Although I was at home while cooking and eating dinner, I felt the wonder of being deeply connected. The food had all grown in the earth, nourished by wondrous natural systems that God had designed. It was harvested, prepared, packaged, delivered, and sold by people whose hard work had gotten it to the grocery store where I bought it. I thought of fellow shoppers at my local store. All of us tried to stay at least 6 feet apart from each other as we navigated the aisles, buying essentials without stockpiling anything, caring for each other as neighbors while peering at each other from our masked faces. We were all in this together. God was right there with us, I thought, as Deuteronomy 31:6 came to mind: "Be strong and courageous. ... for the Lord your God goes with you; he will never leave you nor forsake you."

Cooking dinner for my family a way of expressing my love for them. Thanking God for the food and focusing on his presence with me in the kitchen helped me notice and appreciate God’s love.

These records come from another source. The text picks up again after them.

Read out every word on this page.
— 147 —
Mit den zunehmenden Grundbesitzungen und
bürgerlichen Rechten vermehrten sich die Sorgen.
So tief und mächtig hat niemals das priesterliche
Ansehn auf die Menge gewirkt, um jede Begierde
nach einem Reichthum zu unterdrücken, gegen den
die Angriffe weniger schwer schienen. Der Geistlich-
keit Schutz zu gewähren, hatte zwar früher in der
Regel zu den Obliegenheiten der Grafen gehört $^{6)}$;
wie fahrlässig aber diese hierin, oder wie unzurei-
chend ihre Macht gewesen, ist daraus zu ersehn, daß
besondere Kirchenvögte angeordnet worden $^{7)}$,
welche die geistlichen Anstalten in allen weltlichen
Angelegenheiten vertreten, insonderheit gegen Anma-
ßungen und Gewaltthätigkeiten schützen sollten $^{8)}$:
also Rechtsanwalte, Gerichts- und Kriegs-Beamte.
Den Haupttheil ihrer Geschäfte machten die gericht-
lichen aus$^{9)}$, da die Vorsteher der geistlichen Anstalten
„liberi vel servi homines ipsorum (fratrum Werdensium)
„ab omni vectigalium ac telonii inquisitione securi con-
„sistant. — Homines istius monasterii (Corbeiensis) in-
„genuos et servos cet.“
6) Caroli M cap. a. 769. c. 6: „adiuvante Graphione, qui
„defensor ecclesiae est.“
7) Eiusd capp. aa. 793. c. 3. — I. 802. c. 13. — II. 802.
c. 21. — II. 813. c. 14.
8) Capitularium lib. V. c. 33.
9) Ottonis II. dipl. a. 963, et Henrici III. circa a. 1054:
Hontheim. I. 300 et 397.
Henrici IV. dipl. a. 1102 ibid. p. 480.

Brother Lawrence was a French monk from the 1600s who worked long days, for many years, in his monastery’s kitchen. He cooked and cleaned in the same place, rarely venturing out anywhere. Yet rather than despairing about being stuck at home, he used his time there to pursue a closer relationship with God. His writing, which was compiled in the book The Practice of the Presence of God, reveals how he experienced awe for God and tuned into the wonder of God’s constant presence with him.

“Lift up your heart to him during your meals and in company; the least little remembrance will always be the most pleasing to him,” Brother Lawrence wrote about experiencing God’s presence through food. “One need not cry out very loudly; He is nearer to us than we think.”

When we view our daily work as a way to express our love for God, we can perceive the wonder of God’s love for us. Even the simplest tasks can lead us to profound wonder when we do them with love, Brother Lawrence pointed out. “We can do little things for God; I turn the cake that is frying on the pan for love of him… . We ought not to be weary of doing little things for the love of God, who regards not the greatness of the work, but the love with which it is performed,” he wrote.

God can nourish us spiritually as our food nourishes us physically when we cook and eat with love. Even in this pandemic, God is with us – and the wonder of food reminds us of that.


What is one of your favorite meals, and why?